I feel cautious, about revealing accomplishments - in case they make anyone else feel bad. And I tend to feel like an idiot all the time, or like people see me as an idiot, even if they don't say. And finally, I find it very, very difficult to correct people. If a friend says something about one of my books, I can't tell them they're wrong. If someone pronounces my name wrong or calls me Mrs Smith because they assume I took my husband's name, I can't say. Even as a teacher, I find it crushingly hard to tell my students that they've not quite got the right idea.

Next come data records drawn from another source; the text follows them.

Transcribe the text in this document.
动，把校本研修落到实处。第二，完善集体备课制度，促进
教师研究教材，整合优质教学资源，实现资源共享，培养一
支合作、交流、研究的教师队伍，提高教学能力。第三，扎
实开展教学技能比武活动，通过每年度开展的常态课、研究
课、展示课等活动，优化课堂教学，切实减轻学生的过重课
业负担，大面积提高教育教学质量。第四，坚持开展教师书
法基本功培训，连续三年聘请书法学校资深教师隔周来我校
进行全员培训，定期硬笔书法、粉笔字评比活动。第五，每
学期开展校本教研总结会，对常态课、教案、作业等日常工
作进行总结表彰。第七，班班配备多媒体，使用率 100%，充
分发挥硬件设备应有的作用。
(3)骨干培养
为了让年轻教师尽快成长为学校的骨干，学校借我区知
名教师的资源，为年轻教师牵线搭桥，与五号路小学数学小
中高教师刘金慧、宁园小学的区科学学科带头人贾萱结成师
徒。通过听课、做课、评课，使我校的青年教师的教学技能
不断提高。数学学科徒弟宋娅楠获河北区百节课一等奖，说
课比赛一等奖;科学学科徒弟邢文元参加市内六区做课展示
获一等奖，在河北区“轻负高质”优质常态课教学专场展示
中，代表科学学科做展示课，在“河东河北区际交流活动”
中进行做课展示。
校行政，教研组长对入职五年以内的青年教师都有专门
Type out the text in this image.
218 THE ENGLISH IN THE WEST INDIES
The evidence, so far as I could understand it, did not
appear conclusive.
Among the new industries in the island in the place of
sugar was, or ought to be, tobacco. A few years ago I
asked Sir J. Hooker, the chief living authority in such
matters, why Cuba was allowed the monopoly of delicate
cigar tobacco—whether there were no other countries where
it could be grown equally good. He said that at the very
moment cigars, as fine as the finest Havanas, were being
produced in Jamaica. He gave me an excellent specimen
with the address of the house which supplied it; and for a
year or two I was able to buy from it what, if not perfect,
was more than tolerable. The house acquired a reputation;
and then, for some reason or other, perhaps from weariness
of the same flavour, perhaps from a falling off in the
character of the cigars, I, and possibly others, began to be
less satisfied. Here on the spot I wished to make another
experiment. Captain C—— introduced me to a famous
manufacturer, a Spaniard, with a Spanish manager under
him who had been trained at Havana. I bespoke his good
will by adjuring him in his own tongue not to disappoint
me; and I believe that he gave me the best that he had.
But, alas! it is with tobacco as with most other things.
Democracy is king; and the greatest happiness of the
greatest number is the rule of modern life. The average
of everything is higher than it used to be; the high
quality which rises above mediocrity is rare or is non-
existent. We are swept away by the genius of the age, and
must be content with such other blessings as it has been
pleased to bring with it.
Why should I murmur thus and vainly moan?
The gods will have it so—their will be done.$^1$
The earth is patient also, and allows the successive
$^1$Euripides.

I don't want to be that person, looming over people, willing them to be idiots so I can feel good. I want to be the opposite. I want to feel good because other people feel good - but even that's a very dangerous feeling to have. It exposes you, and makes you weak. People can see the soft underbelly, and they go for it. I'll never be one of those supremely confident authors who thinks everything they do is marvellous. I'll never be cut throat; I can't give fake bad reviews to my "competition" the way I know some other people do - sometimes I'm not even sure I understand the idea of competition, the way a lot of people do. I can't talk other people down or dismiss them, and if I feel like I have in some stupid way I experience nothing but a crushing kind of guilt.

Though don't get me wrong - I'm glad I feel this way. I'd rather feel this way, than anything else. I'd rather reach for the sky on my own terms, than stand on other people's heads to get at it.


  1. Charlotte - Writers actually leave bad reviews of other writers under false names? Why? Is this all a big contest and nobody told me?

    I can relate to what you're saying about correcting people. I want to help new writers, but I'm terrified that something I say will make them toss their pen and never write another word. I don't want to be that person. It would be different if I knew those magical words that always encouraged people, but I don't. So most of the time I don't say anything.nsibui

  2. Charlotte, I love your last line.

    Re competition, snarkiness & sabotage among writers, this sometimes gets discussed in university lit. classes. The writers who wage war against each other tend to look like overgrown brats in the long run. The ones who help other writers (in the role of friend, editor or supportive publisher) are often remembered for their good taste & good deeds, if not for their own writing. Assuming anyone ever mentions me after my death, I know how I would like to be remembered.

  3. Charlotte,

    I'm sorry to be so late reading this (and everyone else's posts this week).

    It's not really a competition. People who believe that are already lost.

  4. Kathleen - yep, they do. I didn't believe it either, but I've seen some pretty definitive proof. Crazy, huh? And that's the problem for me, too. I don't want to embarrass or discourage anyone.

    Jean - definitely! Me too.

    Lisabet - don't worry! I love that you always take the time to comment. I barely have enough to read, never mind say anything constructive. And I totally agree. I don't even know what these people think they will gain from fake rating other people's work. It's not as tho someone's going to buy your book cos another book has a one star review on it.